As directed, we refrained from cheering or applause, but a lively wind blew through the room and drew us outside. We gathered as a crowd in front of the courthouse, exultant and marveling. Jay, who is a Quaker, explained to the TV cameras and radio crew that the climate crisis demands action, and that we must immediately stop burning coal. He described the moment as “bittersweet,” for he had wanted Bill McKibben and NASA’s James Hansen to mount their “necessity defense” and to put climate change on trial. A reporter asked: Are you satisfied that your action reached enough people? Sometimes, Jay quietly replied, there are actions we need to take, even if no one is looking. What will you do next? Another reporter asked. Sail down the Atlantic coast, he replied, to join the People’s Climate March in New York City.
Ken added a few fierce words of his own: the West Antarctic ice sheet is melting irreversibly. We need not just a handful of people blockading the delivery of coal, but everyone’s action, everyone’s help.
I felt the Spirit in their moral conviction and clarity: there comes a time when business as usual must give way to a more life-giving path. If business as usual is taking down life on this planet, then business as usual must be stopped. Business as usual must be challenged and transformed, even if doing so violates the law of the land. Protests and acts of non-violent civil disobedience may be essential to creating a path forward.

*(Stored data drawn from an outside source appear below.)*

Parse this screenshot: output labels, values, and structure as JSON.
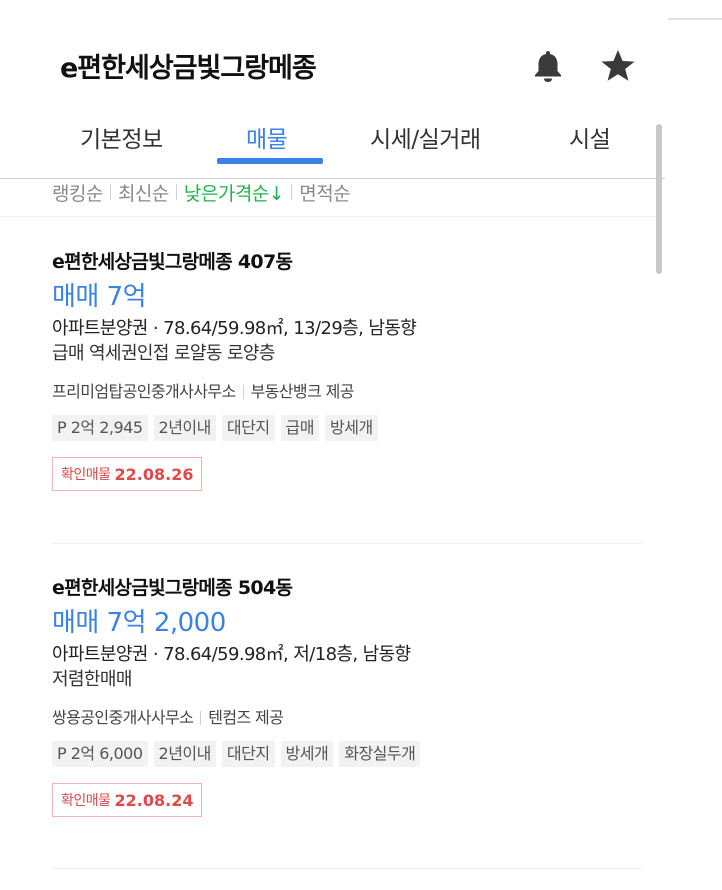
{
  "header": {
    "title": "e편한세상금빛그랑메종",
    "bell_icon": "bell-icon",
    "star_icon": "star-icon"
  },
  "tabs": [
    {
      "label": "기본정보",
      "active": false
    },
    {
      "label": "매물",
      "active": true
    },
    {
      "label": "시세/실거래",
      "active": false
    },
    {
      "label": "시설",
      "active": false
    }
  ],
  "sort_options": [
    {
      "label": "랭킹순",
      "active": false
    },
    {
      "label": "최신순",
      "active": false
    },
    {
      "label": "낮은가격순↓",
      "active": true
    },
    {
      "label": "면적순",
      "active": false
    }
  ],
  "listings": [
    {
      "title": "e편한세상금빛그랑메종 407동",
      "price": "매매 7억",
      "spec": "아파트분양권 · 78.64/59.98㎡, 13/29층, 남동향",
      "description": "급매 역세권인접 로얄동 로양층",
      "agent": "프리미엄탑공인중개사사무소",
      "provider": "부동산뱅크 제공",
      "tags": [
        "P 2억 2,945",
        "2년이내",
        "대단지",
        "급매",
        "방세개"
      ],
      "verified_label": "확인매물",
      "verified_date": "22.08.26"
    },
    {
      "title": "e편한세상금빛그랑메종 504동",
      "price": "매매 7억 2,000",
      "spec": "아파트분양권 · 78.64/59.98㎡, 저/18층, 남동향",
      "description": "저렴한매매",
      "agent": "쌍용공인중개사사무소",
      "provider": "텐컴즈 제공",
      "tags": [
        "P 2억 6,000",
        "2년이내",
        "대단지",
        "방세개",
        "화장실두개"
      ],
      "verified_label": "확인매물",
      "verified_date": "22.08.24"
    }
  ],
  "colors": {
    "accent": "#3b82e6",
    "sort_active": "#22b14c",
    "verified": "#e0484a"
  }
}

But the Spirit was not done with us yet. For here was District Attorney Sam Sutter, standing with us on the plaza, beginning to speak. Climate change, he told the reporters and the crowd, was “one of the greatest crises our planet has ever faced. In my humble opinion, the political leadership on this issue has been sorely lacking.”
The DA understood the position of the defendants. To emphasize his point, he waved in the air a copy of Bill McKibben’s recent article in Rolling Stone, “A Call to Arms”. He announced that he agreed with McKibben and that he was answering the call; he, too, was coming to the march in Manhattan on September 21.
I’m sure I wasn’t the only one who felt it: the wind was blowing. And everyone clapped and cheered.
The reporters were quick to pepper him with questions: Was the District Attorney inviting other people to blockade shipments of coal? Was he encouraging other acts of civil disobedience to protest climate change? No, the DA replied; every case had to be taken separately and addressed one by one. But in this case, he said, the decision was just. This is what Bristol County stood for.
I don’t know what historians or legal scholars will make of this moment, but on that sunny, late summer morning at Fall River Justice Center, it seemed to me that, when even the people who enforce the law recognize the justice of breaking the law, then surely it’s time to change our laws. If burning fossil fuels is laying waste to the land, causing flooding, drought, and severe storms, then we must challenge the law of the land. We can no longer allow fossil fuels to be relentlessly and ceaselessly extracted, mined, and burned, even if the law allows it. The DA of Bristol County took a brave step in making that clear. In his own way, he seemed to be following in the footsteps of Jay O’Hara and Ken Ward. I wonder how many other ordinary citizens will be inspired to join them, breaking laws that perpetuate injustice and lobbying for laws that create a sustainable, just, and low-carbon future.
When I left Fall River, I drove over the bridge that rises beside Mount Hope Bay. Glancing across that vast expanse of water, I could see that the wind was blowing.
NOTE: The Boston Globe wrote a front-page article about the decision, “DA drops charges in case of blocked coal shipment,” on September, 8, 2014.